Born in Albania, Ada was trafficked into Italy, where trafficking victims also arrive from Nigeria, Romania, Bulgaria, China, and South America. One NGO estimates that 48 percent of the prostitutes in Italy are from Eastern Europe. Many women are trafficked into richer Western European countries from the poorer Eastern countries, including Albania. The fall of communism in 1991 led to a rise in organized crime in Albania: in 2001 it was estimated 100,000 Albanian women and girls had been trafficked to Western European and other Balkan countries in the preceding ten years. More than 65 percent of Albanian sex-trafficking victims are minors at the time they are trafficked, and at least 50 percent of victims leave home under the false impression that they will be married or engaged to an Albanian or foreigner and live abroad. Another ten percent are kidnapped or forced into prostitution. The women and girls receive little or no pay for their work,and are commonly tortured if they do not comply.

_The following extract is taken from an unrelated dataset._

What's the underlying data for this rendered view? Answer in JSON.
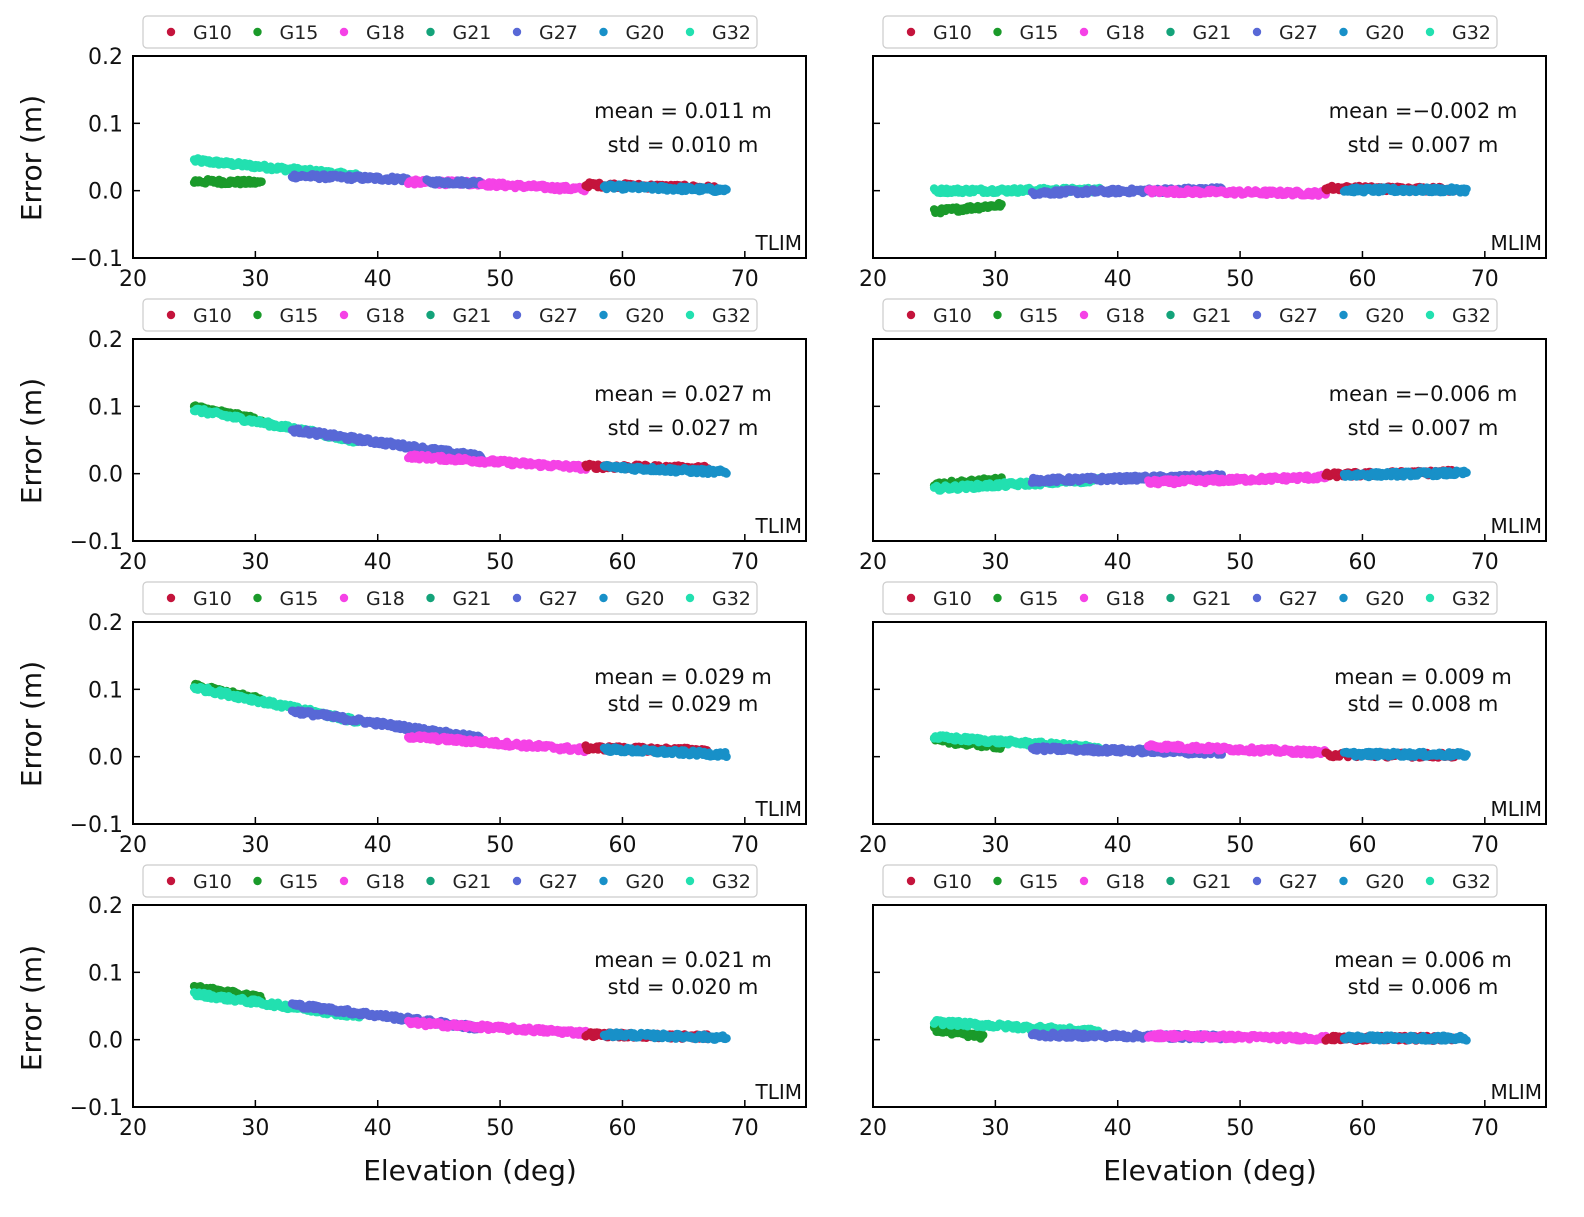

Margo Muto and inmates, Picturing Our Dreams, Monroe Correctional Facility, Rochester, New York, 2011.jpg

Picturing Our Dreams

Picturing Our Dreams is by incarcerated youth at the Monroe Correctional Facility in Rochester, New York. The mural was created in collaboration with a New York State Library Centre writer, visual artist and Rochester School District teachers. The ideology behind the mural was that inmates could communicate the idea that there is freedom and knowledge inside the jail system. In the centre of the mural, a heart with many key-holes floats around the corresponding keys, and above are the faces of the abolitionists Harriet Tubman and Frederick Douglass, as well as Barack Obama and Dr. Martin Luther King Jr.

11.jpg

Maria Suarez

Maria Suarez marks the turning-point in her decades-long journey from slavery to freedom as the moment when a bird knocked at her window. She had no idea she about to be freed, but when the bird came she knew that she “was going to have some good news.” She waited, and minutes later officials told her she was going to be free. At the age of 15, in 1976, Maria immigrated legally to the US from Michoacan, Mexico, with her father. She was soon approached on the street in Los Angeles by a woman offering work as a cleaner. But instead the woman sold her to 68-year-old Anselmo Covarrubias for $200, and Covarrubias made her his domestic slave. For five years he held her in bondage in his house in the Los Angeles suburb of Azusa, raped and beat her, and threatened her with black arts wizardry. Maria believed that he read her mind, possessed her soul, and would hurt her family if she told anyone about the abuse. In August 1981, Covarrubias was bludgeoned to death with a table leg by Pedro Soto, who was renting a converted garage on the property. Maria washed the weapon and hid it under the house, as directed by Soto. She was arrested, along with Soto and his wife. Soto was convicted of first-degree murder, and his wife was convicted of soliciting murder and being an accessory to a felony. Maria was convicted of conspiracy to commit murder, sentenced to 25 years to life, and incarcerated at the California Institution for Women in Corona. Officials eventually confirmed that she suffered from battered woman’s syndrome — allowed as a legal defense in California after in 1992 — and she was paroled in 2003, after five years in slavery, and 22.5 years in prison. But Maria still wasn’t free: according to federal law, non-citizens convicted of violent crimes must be deported upon their release, and she was taken directly to a federal detention facility. She spent more than five months fighting deportation, then was certified as a trafficking victim eligible for a T-visa—a new status for victims of slavery and trafficking in the US. She was freed in May 2004.